When I need to make bread, I keep all the starter and ramp up the flour at feeding, and some hours later I’ll end up with a bigger batch (~170g) of mature starter, enough to bake two big loaves plus a bit to maintain it. Adding other types of flour, particularly rye flour, may speed up the maturing process and add a hint of sweetness. Around 30 minutes before using the starter, I mix all the flour and most of the water for the bread, and set the mixture aside. Once the starter is mature, I fold most of it into the flour-water mixture, leaving the rest behind to keep it going. Then, I incorporate some salt with the remaining water, and proceed the same way as making bread with commercial yeast. The simplest recipe doesn’t require kneading: stretching and folding the dough in the bulk fermentation phrase followed by a long, cold second fermentation will do the trick. Using a dutch oven or combo cooker to bake the loaf increases its volume and creates a chewy crust.
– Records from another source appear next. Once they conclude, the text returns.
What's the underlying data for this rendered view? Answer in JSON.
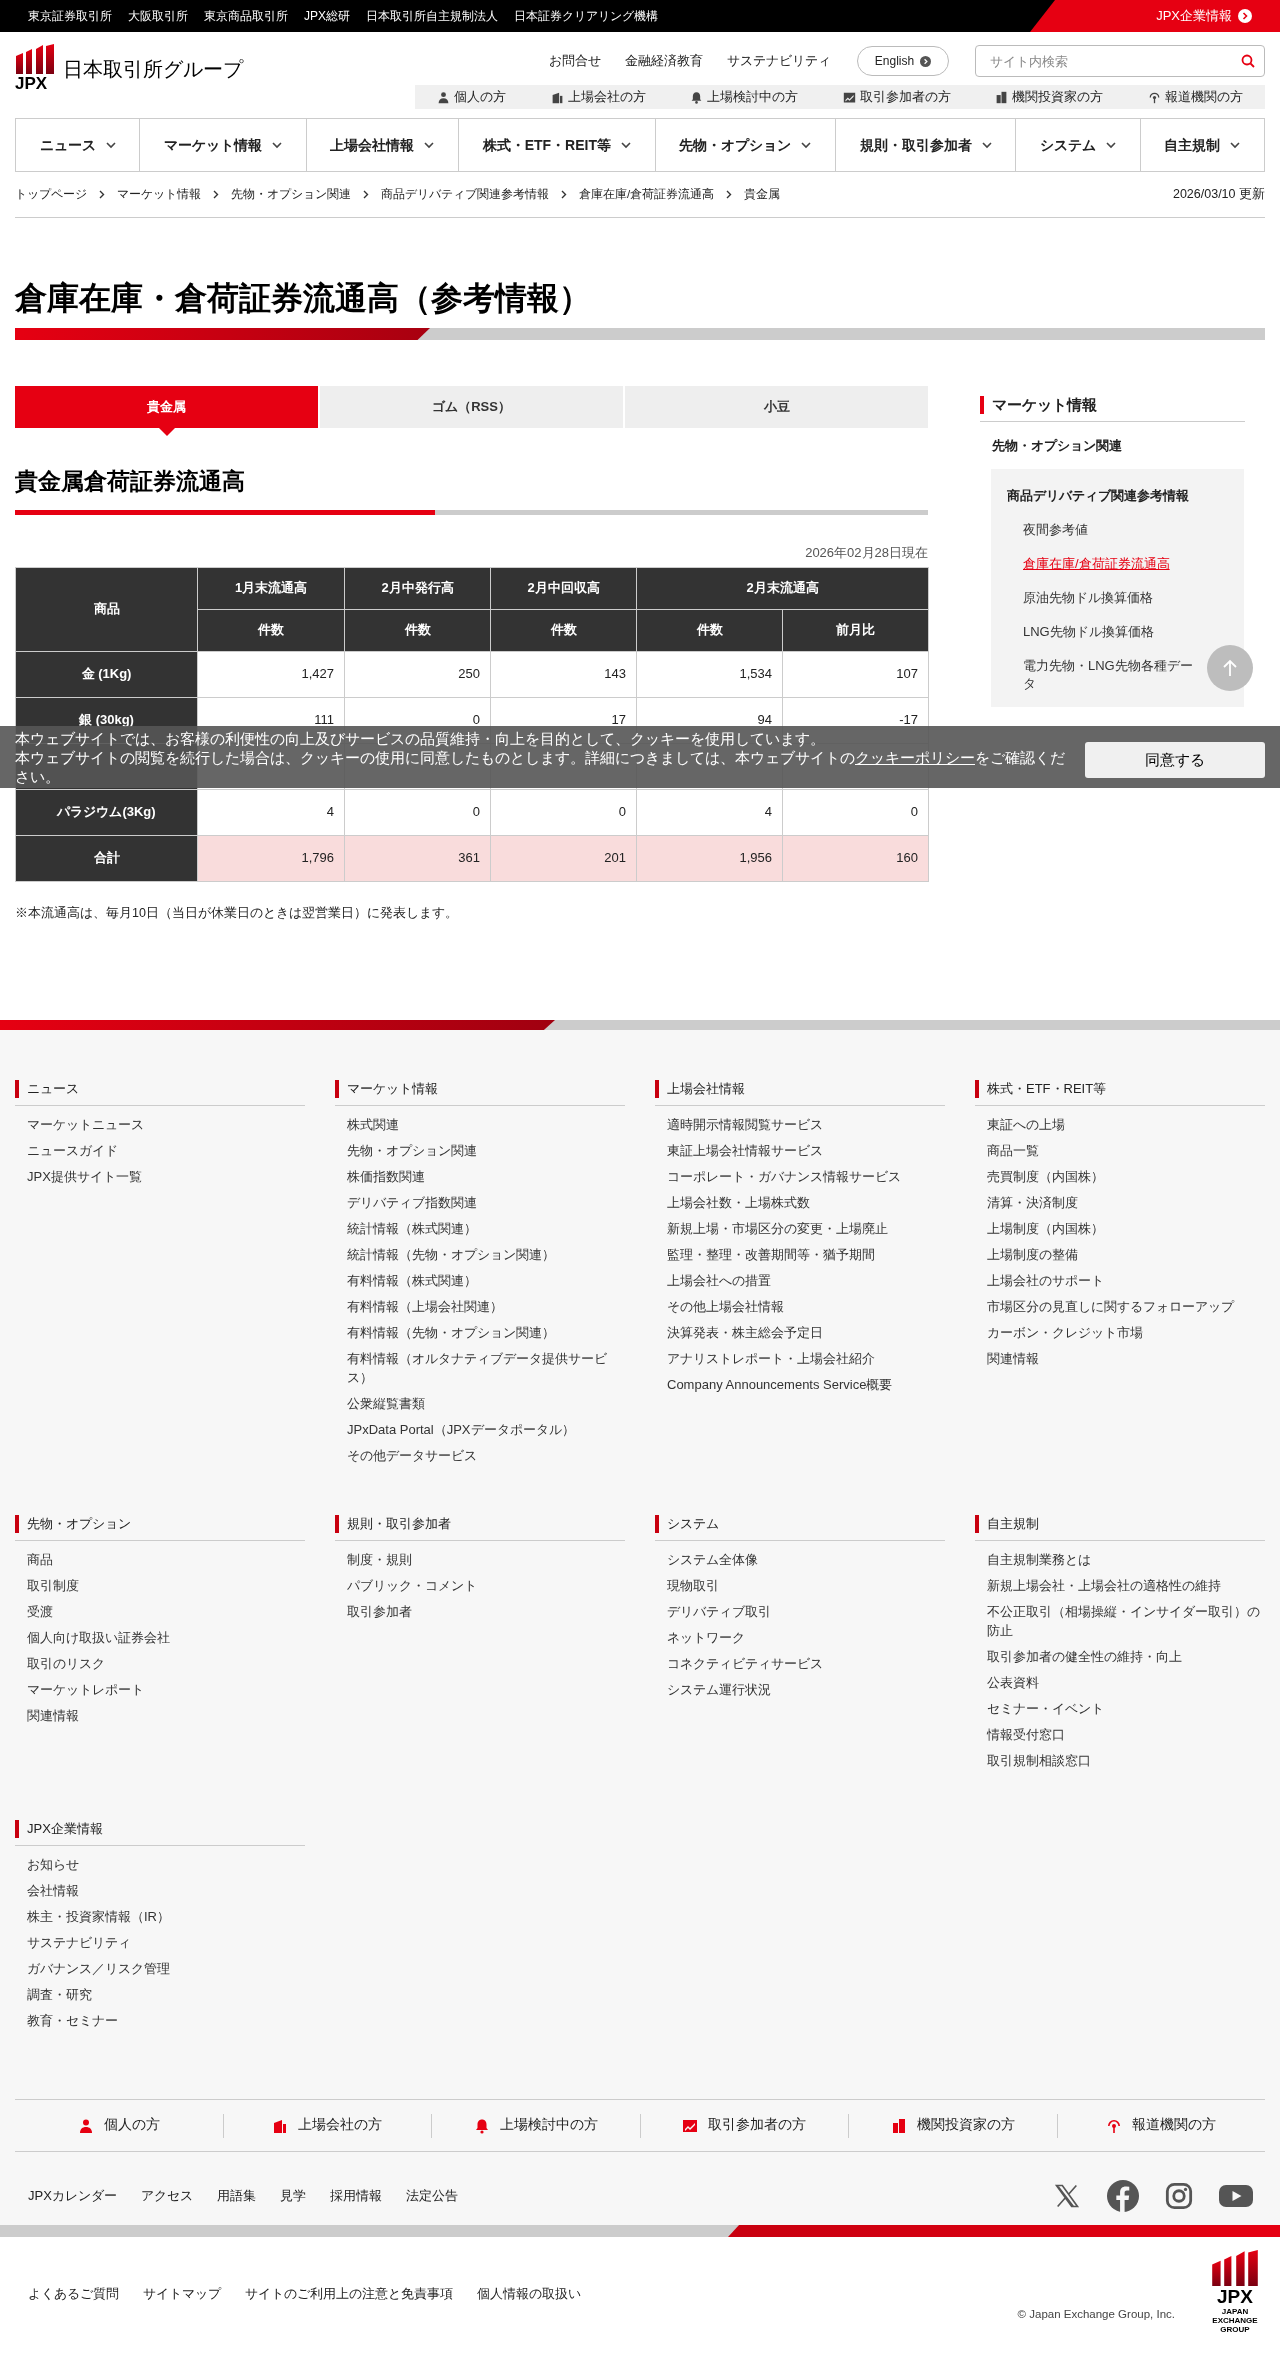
{
  "top_bar": {
    "links": [
      "東京証券取引所",
      "大阪取引所",
      "東京商品取引所",
      "JPX総研",
      "日本取引所自主規制法人",
      "日本証券クリアリング機構"
    ],
    "corporate_link": "JPX企業情報"
  },
  "header": {
    "logo_text": "JPX",
    "site_name": "日本取引所グループ",
    "utility_links": [
      "お問合せ",
      "金融経済教育",
      "サステナビリティ"
    ],
    "language_button": "English",
    "search": {
      "placeholder": "サイト内検索"
    },
    "audience_links": [
      {
        "label": "個人の方",
        "kind": "person"
      },
      {
        "label": "上場会社の方",
        "kind": "building"
      },
      {
        "label": "上場検討中の方",
        "kind": "bell"
      },
      {
        "label": "取引参加者の方",
        "kind": "chart"
      },
      {
        "label": "機関投資家の方",
        "kind": "device"
      },
      {
        "label": "報道機関の方",
        "kind": "broadcast"
      }
    ]
  },
  "main_nav": [
    "ニュース",
    "マーケット情報",
    "上場会社情報",
    "株式・ETF・REIT等",
    "先物・オプション",
    "規則・取引参加者",
    "システム",
    "自主規制"
  ],
  "breadcrumb": [
    "トップページ",
    "マーケット情報",
    "先物・オプション関連",
    "商品デリバティブ関連参考情報",
    "倉庫在庫/倉荷証券流通高",
    "貴金属"
  ],
  "updated": "2026/03/10 更新",
  "page_title": "倉庫在庫・倉荷証券流通高（参考情報）",
  "tabs": [
    {
      "label": "貴金属",
      "selected": true
    },
    {
      "label": "ゴム（RSS）",
      "selected": false
    },
    {
      "label": "小豆",
      "selected": false
    }
  ],
  "section_title": "貴金属倉荷証券流通高",
  "as_of": "2026年02月28日現在",
  "table": {
    "corner": "商品",
    "groups": [
      "1月末流通高",
      "2月中発行高",
      "2月中回収高",
      "2月末流通高"
    ],
    "subcolumns": [
      "件数",
      "件数",
      "件数",
      "件数",
      "前月比"
    ],
    "rows": [
      {
        "kind": "item",
        "name": "金 (1Kg)",
        "cells": [
          "1,427",
          "250",
          "143",
          "1,534",
          "107"
        ]
      },
      {
        "kind": "item",
        "name": "銀 (30kg)",
        "cells": [
          "111",
          "0",
          "17",
          "94",
          "-17"
        ]
      },
      {
        "kind": "covered"
      },
      {
        "kind": "item",
        "name": "パラジウム(3Kg)",
        "cells": [
          "4",
          "0",
          "0",
          "4",
          "0"
        ]
      },
      {
        "kind": "total",
        "name": "合計",
        "cells": [
          "1,796",
          "361",
          "201",
          "1,956",
          "160"
        ]
      }
    ]
  },
  "note": "※本流通高は、毎月10日（当日が休業日のときは翌営業日）に発表します。",
  "sidebar": {
    "title": "マーケット情報",
    "section": "先物・オプション関連",
    "group": "商品デリバティブ関連参考情報",
    "items": [
      {
        "label": "夜間参考値",
        "selected": false
      },
      {
        "label": "倉庫在庫/倉荷証券流通高",
        "selected": true
      },
      {
        "label": "原油先物ドル換算価格",
        "selected": false
      },
      {
        "label": "LNG先物ドル換算価格",
        "selected": false
      },
      {
        "label": "電力先物・LNG先物各種データ",
        "selected": false
      }
    ]
  },
  "cookie_banner": {
    "line_1": "本ウェブサイトでは、お客様の利便性の向上及びサービスの品質維持・向上を目的として、クッキーを使用しています。",
    "line_2": "本ウェブサイトの閲覧を続行した場合は、クッキーの使用に同意したものとします。詳細につきましては、本ウェブサイトの",
    "link": "クッキーポリシー",
    "after_link": "をご確認ください。",
    "button": "同意する"
  },
  "footer": {
    "columns": [
      {
        "title": "ニュース",
        "links": [
          "マーケットニュース",
          "ニュースガイド",
          "JPX提供サイト一覧"
        ]
      },
      {
        "title": "マーケット情報",
        "links": [
          "株式関連",
          "先物・オプション関連",
          "株価指数関連",
          "デリバティブ指数関連",
          "統計情報（株式関連）",
          "統計情報（先物・オプション関連）",
          "有料情報（株式関連）",
          "有料情報（上場会社関連）",
          "有料情報（先物・オプション関連）",
          "有料情報（オルタナティブデータ提供サービス）",
          "公衆縦覧書類",
          "JPxData Portal（JPXデータポータル）",
          "その他データサービス"
        ]
      },
      {
        "title": "上場会社情報",
        "links": [
          "適時開示情報閲覧サービス",
          "東証上場会社情報サービス",
          "コーポレート・ガバナンス情報サービス",
          "上場会社数・上場株式数",
          "新規上場・市場区分の変更・上場廃止",
          "監理・整理・改善期間等・猶予期間",
          "上場会社への措置",
          "その他上場会社情報",
          "決算発表・株主総会予定日",
          "アナリストレポート・上場会社紹介",
          "Company Announcements Service概要"
        ]
      },
      {
        "title": "株式・ETF・REIT等",
        "links": [
          "東証への上場",
          "商品一覧",
          "売買制度（内国株）",
          "清算・決済制度",
          "上場制度（内国株）",
          "上場制度の整備",
          "上場会社のサポート",
          "市場区分の見直しに関するフォローアップ",
          "カーボン・クレジット市場",
          "関連情報"
        ]
      },
      {
        "title": "先物・オプション",
        "links": [
          "商品",
          "取引制度",
          "受渡",
          "個人向け取扱い証券会社",
          "取引のリスク",
          "マーケットレポート",
          "関連情報"
        ]
      },
      {
        "title": "規則・取引参加者",
        "links": [
          "制度・規則",
          "パブリック・コメント",
          "取引参加者"
        ]
      },
      {
        "title": "システム",
        "links": [
          "システム全体像",
          "現物取引",
          "デリバティブ取引",
          "ネットワーク",
          "コネクティビティサービス",
          "システム運行状況"
        ]
      },
      {
        "title": "自主規制",
        "links": [
          "自主規制業務とは",
          "新規上場会社・上場会社の適格性の維持",
          "不公正取引（相場操縦・インサイダー取引）の防止",
          "取引参加者の健全性の維持・向上",
          "公表資料",
          "セミナー・イベント",
          "情報受付窓口",
          "取引規制相談窓口"
        ]
      },
      {
        "title": "JPX企業情報",
        "links": [
          "お知らせ",
          "会社情報",
          "株主・投資家情報（IR）",
          "サステナビリティ",
          "ガバナンス／リスク管理",
          "調査・研究",
          "教育・セミナー"
        ]
      }
    ],
    "audience_links": [
      {
        "label": "個人の方",
        "kind": "person"
      },
      {
        "label": "上場会社の方",
        "kind": "building"
      },
      {
        "label": "上場検討中の方",
        "kind": "bell"
      },
      {
        "label": "取引参加者の方",
        "kind": "chart"
      },
      {
        "label": "機関投資家の方",
        "kind": "device"
      },
      {
        "label": "報道機関の方",
        "kind": "broadcast"
      }
    ],
    "links": [
      "JPXカレンダー",
      "アクセス",
      "用語集",
      "見学",
      "採用情報",
      "法定公告"
    ],
    "social": [
      {
        "kind": "x"
      },
      {
        "kind": "facebook"
      },
      {
        "kind": "instagram"
      },
      {
        "kind": "youtube"
      }
    ],
    "bottom_links": [
      "よくあるご質問",
      "サイトマップ",
      "サイトのご利用上の注意と免責事項",
      "個人情報の取扱い"
    ],
    "copyright": "© Japan Exchange Group, Inc.",
    "logo_text": "JPX",
    "logo_subtext": "JAPAN EXCHANGE GROUP"
  }
}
There are many variables in the baking process, but homemade bread is not rocket science. Slight recipe modifications won’t ruin the final product, but they will yield different results in nuanced ways. A starter freshly matured imparts a different flavour on the bread than a starter past mature for two hours. I’ll never know exactly what I’ll get in the next batch, and I guess that’s the fascinating thing about home baking.